Au fil de nos «lettres»,
Christophe Gallaz, constituant,
chroniqueur et écrivain, nous
entraîne dans un feuilleton
imaginaire et poétique.
AU FIL DES CONSTITUTIONS

La photographie

Faut-il séparer l'Eglise de l'État? La question fut l'une des premières à mobiliser les membres de la Constituante. Il faut dire qu'un petit bataillon de pasteurs s'étaient fait élire en son sein, y démontrant sans tarder qu'ils imbriqueraient habilement la défense de leur intérêt professionnel spécifique dans celle de l'intérêt populaire général.
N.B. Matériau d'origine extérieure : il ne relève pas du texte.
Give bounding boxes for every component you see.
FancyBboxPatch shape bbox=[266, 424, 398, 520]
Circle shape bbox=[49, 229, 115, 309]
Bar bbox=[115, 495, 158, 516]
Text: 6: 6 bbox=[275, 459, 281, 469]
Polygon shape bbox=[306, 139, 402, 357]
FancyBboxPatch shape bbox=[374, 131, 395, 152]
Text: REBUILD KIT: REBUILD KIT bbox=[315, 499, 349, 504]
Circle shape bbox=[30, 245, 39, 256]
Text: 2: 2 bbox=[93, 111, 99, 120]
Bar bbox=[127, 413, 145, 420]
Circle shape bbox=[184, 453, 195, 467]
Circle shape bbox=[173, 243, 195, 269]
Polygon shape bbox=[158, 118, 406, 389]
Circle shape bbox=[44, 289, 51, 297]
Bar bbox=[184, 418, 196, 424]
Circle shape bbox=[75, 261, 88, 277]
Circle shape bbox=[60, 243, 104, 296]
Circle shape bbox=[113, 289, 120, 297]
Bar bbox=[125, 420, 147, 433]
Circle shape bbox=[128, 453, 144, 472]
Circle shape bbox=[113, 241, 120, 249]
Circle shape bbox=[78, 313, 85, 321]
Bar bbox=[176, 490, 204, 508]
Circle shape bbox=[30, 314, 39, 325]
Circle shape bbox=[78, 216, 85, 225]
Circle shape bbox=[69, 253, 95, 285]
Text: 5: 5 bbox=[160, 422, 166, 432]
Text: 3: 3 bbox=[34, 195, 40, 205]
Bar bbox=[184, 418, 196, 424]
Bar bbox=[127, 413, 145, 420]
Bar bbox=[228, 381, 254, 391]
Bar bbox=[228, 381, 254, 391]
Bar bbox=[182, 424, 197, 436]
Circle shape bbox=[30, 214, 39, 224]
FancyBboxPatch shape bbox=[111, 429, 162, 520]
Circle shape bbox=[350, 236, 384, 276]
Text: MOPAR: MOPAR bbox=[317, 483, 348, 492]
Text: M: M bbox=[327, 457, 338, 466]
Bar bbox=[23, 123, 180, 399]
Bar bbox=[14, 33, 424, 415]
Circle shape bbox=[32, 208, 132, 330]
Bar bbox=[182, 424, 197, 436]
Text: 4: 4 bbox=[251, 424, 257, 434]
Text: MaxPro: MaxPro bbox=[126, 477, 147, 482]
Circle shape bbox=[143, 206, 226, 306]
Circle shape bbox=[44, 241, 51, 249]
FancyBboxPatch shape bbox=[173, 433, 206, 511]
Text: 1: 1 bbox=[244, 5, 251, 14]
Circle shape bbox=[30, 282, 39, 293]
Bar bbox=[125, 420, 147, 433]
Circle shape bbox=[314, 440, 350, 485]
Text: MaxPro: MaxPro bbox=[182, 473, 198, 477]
Dès lors on brassa comme jamais, dans l'assemblée soulevée par de tels thèmes, l'Histoire et la philosophie mondiales. Certains de ses membres rappelèrent que l'Eglise et l'État se rencontrent nécessairement, puisque les limites entre le spirituel et le temporel ne sont pas étanches. D'autres leur répliquèrent illico que la Bible elle-même, par la parole du Christ reprise dans le 21e verset du douzième chapitre de l'évangile selon St-Matthieu, prescrivait de rendre "à César ce qui est à César, et à Dieu ce qui est à Dieu".
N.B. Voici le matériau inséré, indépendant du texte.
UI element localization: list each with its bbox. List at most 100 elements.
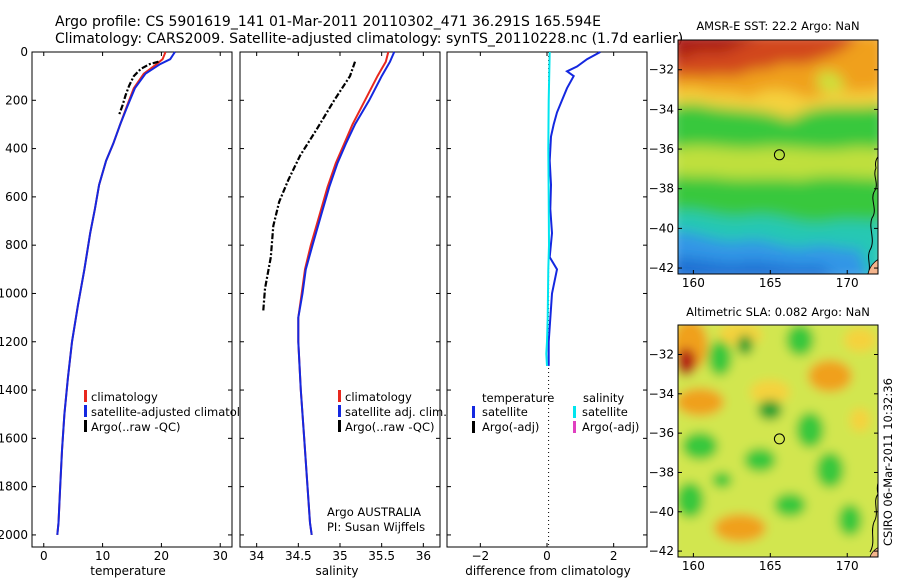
salinity-series	[262, 51, 396, 536]
legend-label-temp-satellite: satellite	[482, 405, 528, 419]
series-temperature-satellite	[547, 51, 601, 366]
map-y-tick-label: −38	[649, 465, 674, 479]
temperature-frame	[31, 51, 233, 548]
x-tick-label: 36	[416, 549, 431, 563]
legend-swatch-temp-satellite	[472, 406, 475, 418]
legend-swatch-climatology	[338, 390, 341, 402]
legend-label-sal-argo: Argo(-adj)	[582, 420, 639, 434]
x-tick-label: 0	[40, 549, 48, 563]
argo-location-marker	[773, 433, 785, 445]
legend-swatch-argo	[84, 420, 87, 432]
x-tick-label: 0	[543, 549, 551, 563]
series-satellite-adjusted-climatology	[56, 51, 176, 535]
sla-map-panel: Altimetric SLA: 0.082 Argo: NaN	[649, 305, 879, 573]
depth-tick-label: 1800	[0, 480, 28, 494]
depth-tick-label: 200	[5, 93, 28, 107]
salinity-xlabel: salinity	[315, 564, 358, 578]
series-satellite-adj-clim	[297, 51, 396, 536]
x-tick-label: 34.5	[285, 549, 312, 563]
depth-ticks	[447, 51, 647, 536]
sla-map-title: Altimetric SLA: 0.082 Argo: NaN	[686, 305, 870, 319]
salinity-legend: climatology satellite adj. clim. Argo(..…	[338, 390, 447, 434]
depth-tick-label: 1600	[0, 431, 28, 445]
salinity-panel: 34 34.5 35 35.5 36 climatology satellite adj…	[239, 51, 447, 578]
x-tick-label: 20	[154, 549, 169, 563]
map-y-tick-label: −32	[649, 347, 674, 361]
map-y-tick-label: −32	[649, 63, 674, 77]
legend-label-climatology: climatology	[345, 390, 412, 404]
temperature-xlabel: temperature	[90, 564, 165, 578]
map-x-tick-label: 160	[682, 559, 705, 573]
depth-tick-label: 800	[5, 238, 28, 252]
sst-map-frame	[677, 39, 879, 275]
legend-label-sal-satellite: satellite	[582, 405, 628, 419]
depth-tick-label: 0	[20, 45, 28, 59]
x-tick-label: 35.5	[368, 549, 395, 563]
x-tick-label: 30	[213, 549, 228, 563]
coastline	[869, 481, 878, 553]
depth-tick-label: 600	[5, 190, 28, 204]
sst-map-title: AMSR-E SST: 22.2 Argo: NaN	[696, 19, 859, 33]
depth-ticks	[240, 51, 440, 536]
salinity-ticks: 34 34.5 35 35.5 36	[249, 52, 431, 563]
map-y-tick-label: −34	[649, 387, 674, 401]
sla-map-ticks: 160 165 170 −32 −34 −36 −38 −40 −42	[649, 347, 878, 573]
salinity-annotation-line1: Argo AUSTRALIA	[327, 505, 421, 519]
legend-label-climatology: climatology	[91, 390, 158, 404]
difference-legend: temperature satellite Argo(-adj) salinit…	[472, 391, 639, 434]
map-x-tick-label: 165	[759, 276, 782, 290]
legend-swatch-satellite	[338, 405, 341, 417]
x-tick-label: −2	[471, 549, 489, 563]
temperature-series	[56, 51, 176, 535]
sst-map-ticks: 160 165 170 −32 −34 −36 −38 −40 −42	[649, 63, 878, 290]
legend-swatch-argo	[338, 420, 341, 432]
depth-ticks: 0 200 400 600 800 1000 1200 1400 1600 1800 2000	[0, 45, 232, 542]
map-x-tick-label: 165	[759, 559, 782, 573]
map-y-tick-label: −36	[649, 142, 674, 156]
series-salinity-satellite	[545, 51, 551, 366]
salinity-frame	[239, 51, 441, 548]
depth-tick-label: 1000	[0, 286, 28, 300]
credit-timestamp: CSIRO 06-Mar-2011 10:32:36	[881, 378, 895, 546]
map-y-tick-label: −34	[649, 102, 674, 116]
legend-header-temperature: temperature	[482, 391, 554, 405]
land-patch	[869, 547, 878, 557]
legend-label-satellite: satellite adj. clim.	[345, 405, 447, 419]
header-line1: Argo profile: CS 5901619_141 01-Mar-2011…	[55, 14, 601, 30]
depth-tick-label: 1200	[0, 335, 28, 349]
legend-swatch-climatology	[84, 390, 87, 402]
x-tick-label: 10	[95, 549, 110, 563]
legend-label-temp-argo: Argo(-adj)	[482, 420, 539, 434]
map-y-tick-label: −42	[649, 544, 674, 558]
map-y-tick-label: −38	[649, 182, 674, 196]
legend-swatch-sal-argo	[573, 421, 576, 433]
argo-location-marker	[773, 149, 785, 161]
x-tick-label: 2	[610, 549, 618, 563]
map-x-tick-label: 170	[836, 276, 859, 290]
map-y-tick-label: −36	[649, 426, 674, 440]
sst-map-panel: AMSR-E SST: 22.2 Argo: NaN 160 165 170 −32 −…	[649, 19, 879, 290]
series-argo-raw-qc	[262, 61, 357, 311]
difference-xlabel: difference from climatology	[465, 564, 631, 578]
x-tick-label: 34	[249, 549, 264, 563]
map-x-tick-label: 160	[682, 276, 705, 290]
legend-label-argo: Argo(..raw -QC)	[91, 420, 181, 434]
legend-swatch-sal-satellite	[573, 406, 576, 418]
temperature-legend: climatology satellite-adjusted climatolo…	[84, 390, 261, 434]
header-line2: Climatology: CARS2009. Satellite-adjuste…	[55, 31, 683, 47]
depth-tick-label: 1400	[0, 383, 28, 397]
coastline	[867, 156, 878, 274]
map-y-tick-label: −42	[649, 261, 674, 275]
depth-tick-label: 2000	[0, 528, 28, 542]
difference-series	[545, 51, 601, 366]
legend-label-satellite: satellite-adjusted climatology	[91, 405, 261, 419]
temperature-ticks: 0 10 20 30	[40, 52, 228, 563]
land-patch	[867, 259, 878, 274]
legend-label-argo: Argo(..raw -QC)	[345, 420, 435, 434]
legend-swatch-satellite	[84, 405, 87, 417]
legend-header-salinity: salinity	[583, 391, 624, 405]
sla-map-frame	[677, 324, 879, 558]
difference-ticks: −2 0 2	[471, 52, 617, 563]
difference-panel: −2 0 2 temperature satellite Argo(-adj) sa…	[446, 51, 648, 578]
Les pasteurs contr'attaquèrent en arguant que l'Eglise formait non seulement un conservatoire de références spirituelles indispensables à nos sociétés modernes en déroute, mais qu'elle remplissait désormais de précieuses fonctions séculières d'entraide et de solidarité: celles-là même dont l'État, sommé par d'innombrables consultants successifs, se déchargeait à toute allure.
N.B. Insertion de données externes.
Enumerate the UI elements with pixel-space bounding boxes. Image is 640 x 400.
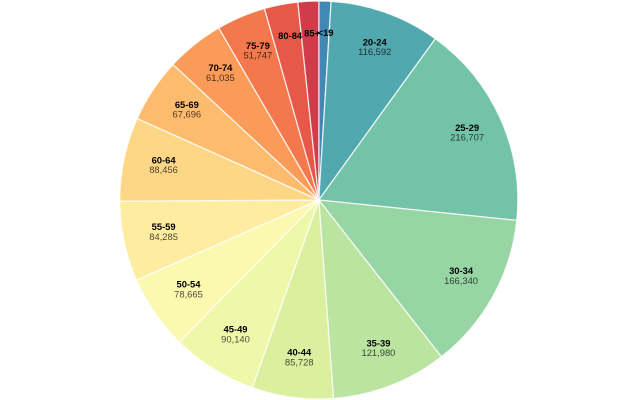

Les paramètres se croisèrent ainsi d'une façon si serrée qu'ils pétrifièrent la réflexion collective. Tandis que l'Eglise vantait ses nouvelles responsabilités dans la cité, l'État s'affichait en effet comme une instance tellement sélective à l'endroit de ses administrés qu'il parut bientôt relever, lui-même, d'un registre intégralement métaphysique.

Où se tiendraient donc à l'avenir, respectivement, le laïque et le sacré? L'État vaudois deviendrait-il une sorte d'Eglise, pendant que celle-ci s'imposerait comme la garante principale des droits individuels en matière de protection sociale?

C'est alors qu'un membre de la Constituante, songeant que le mot "ministre" désigne chez les Vaudois indifféremment le Pasteur et le membre du Gouvernement, lança cette idée simplissime: une fois pour toutes, dans ce pays, qu'on fusionne l'Eglise et l'État! L'hypothèse divise encore les intéressés.